L'armée en perte d'autorité


lundi 7 mai 2007 | Par Marc SEMO - Ankara envoyé spécial

Le gouvernement rappelle les militaires à l'ordre, les laïques veulent faire sans eux.

Le pouvoir politique des militaires turcs n'est plus ce qu'il était. Le 27 avril dans la nuit, l'armée avait publié un mémorandum à propos de la présidentielle, évoquant «les risques de remise en cause de la laïcité». Mais, pour la première fois, une telle mise en demeure est restée quasiment sans effet. Le ministre de la Justice, Cemil Cicek, s'était même permis de rappeler lourdement que «le chef d'état-major est responsable devant le Premier ministre». «Le gouvernement en place n'a pas courbé l'échine et, de l'autre côté, le camp laïque  dans sa grande majorité s'est démarqué de cette initiative», analyse l'universitaire Ahmet Insel, soulignant que, désormais, «les militaires ne peuvent plus imposer leur point de vue et doivent miser sur la persuasion en agissant de façon indirecte dans le jeu politique démocratique, au travers de relais dans la société civile». Une page s'est tournée.

Rebuffades. Par trois fois ­ en 1960, 1971 et 1980 ­ l'armée, estimant la République en danger, a pris le pouvoir avant de le rendre aux civils. En février 1997, elle organisa la mobilisation de la société puis adressa un ultimatum au Premier ministre de l'époque, Necmettin Erbakan, leader historique de l'islamisme politique turc, le contraignant à démissionner. On avait alors parlé de «coup d'Etat postmoderne». Pilier du flanc sud-est de l'Otan avec ses 600 000 hommes, elle reste une puissance et conserve tout son prestige dans l'opinion publique. Mais la grande majorité du camp laïque estime désormais que «la démocratie est assez forte pour se défendre elle-même». Le million de manifestants défilant le 29 avril à Istanbul pour marteler face aux islamistes que «la Turquie restera éternellement laïque» n'hésitait pas non plus à scander «ni charia, ni coup d'Etat».
 
Signe de détente, Recep Tayyip Erdogan s'est entretenu vendredi soir pendant plus de deux heures avec le chef d'état-major Yasar Büyükanit, un «faucon» qui, dès son entrée en fonction en août dernier, avait multiplié les mises en garde contre «le danger séparatiste» ­ c'est-à-dire les autonomistes kurdes ­ et «le péril islamiste». Le texte du mémorandum a depuis disparu du site de l'état-major.

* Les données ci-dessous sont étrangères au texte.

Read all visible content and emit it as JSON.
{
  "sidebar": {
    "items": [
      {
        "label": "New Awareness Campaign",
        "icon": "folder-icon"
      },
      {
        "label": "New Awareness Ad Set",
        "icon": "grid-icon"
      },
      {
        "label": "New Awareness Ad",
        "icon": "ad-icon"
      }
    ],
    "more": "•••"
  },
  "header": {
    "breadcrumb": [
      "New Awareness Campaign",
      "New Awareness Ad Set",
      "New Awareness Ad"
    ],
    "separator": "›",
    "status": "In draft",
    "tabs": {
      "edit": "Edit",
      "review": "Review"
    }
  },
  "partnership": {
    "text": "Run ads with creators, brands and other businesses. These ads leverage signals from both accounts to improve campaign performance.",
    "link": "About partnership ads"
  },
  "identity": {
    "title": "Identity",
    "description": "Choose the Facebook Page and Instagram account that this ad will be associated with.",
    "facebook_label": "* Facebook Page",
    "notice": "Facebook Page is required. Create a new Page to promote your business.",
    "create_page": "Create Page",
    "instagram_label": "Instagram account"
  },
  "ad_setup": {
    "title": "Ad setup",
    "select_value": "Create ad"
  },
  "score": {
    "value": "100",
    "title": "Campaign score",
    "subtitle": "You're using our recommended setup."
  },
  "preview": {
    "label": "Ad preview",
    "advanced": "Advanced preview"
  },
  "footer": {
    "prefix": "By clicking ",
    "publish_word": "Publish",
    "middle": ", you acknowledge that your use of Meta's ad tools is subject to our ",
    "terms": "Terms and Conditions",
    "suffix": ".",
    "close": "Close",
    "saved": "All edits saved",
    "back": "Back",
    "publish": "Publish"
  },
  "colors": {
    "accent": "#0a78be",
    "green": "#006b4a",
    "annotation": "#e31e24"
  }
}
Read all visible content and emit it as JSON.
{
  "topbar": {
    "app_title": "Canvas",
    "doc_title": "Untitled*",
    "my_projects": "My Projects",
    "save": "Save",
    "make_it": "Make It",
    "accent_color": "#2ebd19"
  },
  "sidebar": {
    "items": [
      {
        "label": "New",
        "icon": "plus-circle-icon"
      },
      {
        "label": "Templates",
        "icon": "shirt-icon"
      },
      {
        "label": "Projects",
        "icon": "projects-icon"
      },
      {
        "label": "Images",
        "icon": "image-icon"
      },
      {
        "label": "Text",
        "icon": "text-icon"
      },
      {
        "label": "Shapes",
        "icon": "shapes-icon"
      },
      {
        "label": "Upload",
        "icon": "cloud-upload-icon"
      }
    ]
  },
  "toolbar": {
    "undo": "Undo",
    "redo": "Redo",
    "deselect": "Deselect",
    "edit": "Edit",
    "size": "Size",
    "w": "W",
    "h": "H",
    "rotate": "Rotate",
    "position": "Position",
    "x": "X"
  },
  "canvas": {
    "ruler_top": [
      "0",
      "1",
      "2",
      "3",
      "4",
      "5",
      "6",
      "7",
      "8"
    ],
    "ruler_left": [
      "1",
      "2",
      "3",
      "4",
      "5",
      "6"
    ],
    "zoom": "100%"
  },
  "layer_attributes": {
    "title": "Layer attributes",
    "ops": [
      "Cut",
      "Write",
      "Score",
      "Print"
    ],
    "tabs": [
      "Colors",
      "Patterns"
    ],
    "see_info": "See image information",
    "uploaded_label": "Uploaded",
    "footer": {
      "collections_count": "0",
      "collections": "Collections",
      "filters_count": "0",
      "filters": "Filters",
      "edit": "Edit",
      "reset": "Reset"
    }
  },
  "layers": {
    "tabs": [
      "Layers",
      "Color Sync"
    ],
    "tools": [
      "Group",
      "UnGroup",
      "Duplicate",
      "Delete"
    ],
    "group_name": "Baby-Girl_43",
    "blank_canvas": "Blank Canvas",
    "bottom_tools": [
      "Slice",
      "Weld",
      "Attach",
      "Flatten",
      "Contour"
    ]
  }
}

Il reste de nombreux mystères autour de la publication de ce document non signé par Büyükanit, qui quinze jours plus tôt avait simplement rappelé publiquement que le président devait «adhérer aux valeurs de la République par conviction et pas seulement en paroles». Les spécialistes évoquent donc des turbulences au sein de l'armée qui auraient incité les généraux à écrire ce texte pour calmer les jeunes officiers. «La vieille génération s'est formée dans le cadre de l'Otan à l'époque de la Guerre froide, alors que la nouvelle, qui s'est forgée surtout dans la lutte contre la rébellion kurde, est, elle, beaucoup plus radicale et méfiante vis-à-vis des Américains comme des Européens», souligne le politologue Ihsan Dagi.

Euroscepticisme. Les éléments les plus durs de l'armée ont affirmé dans le passé qu'ils n'hésiteront pas s'il faut choisir entre l'Europe et la survie de la nation. «L'ultimatum des militaires a montré que, pour nombre d'entre eux, l'UE ne signifie plus rien», remarque Cengiz Aktar, spécialiste des questions européennes, soulignant aussi que le processus des réformes est arrêté depuis l'ouverture des négociations d'adhésion en octobre 2005. Mais malgré l'explosion du nationalisme et la montée de l'euroscepticisme dans une opinion publique lasse des rebuffades de Bruxelles, presque personne ne souhaite vraiment de retour en arrière. Or, l'intervention de l'armée entraînerait le gel du processus d'adhésion. Tous le savent. Y compris la haute hiérarchie militaire.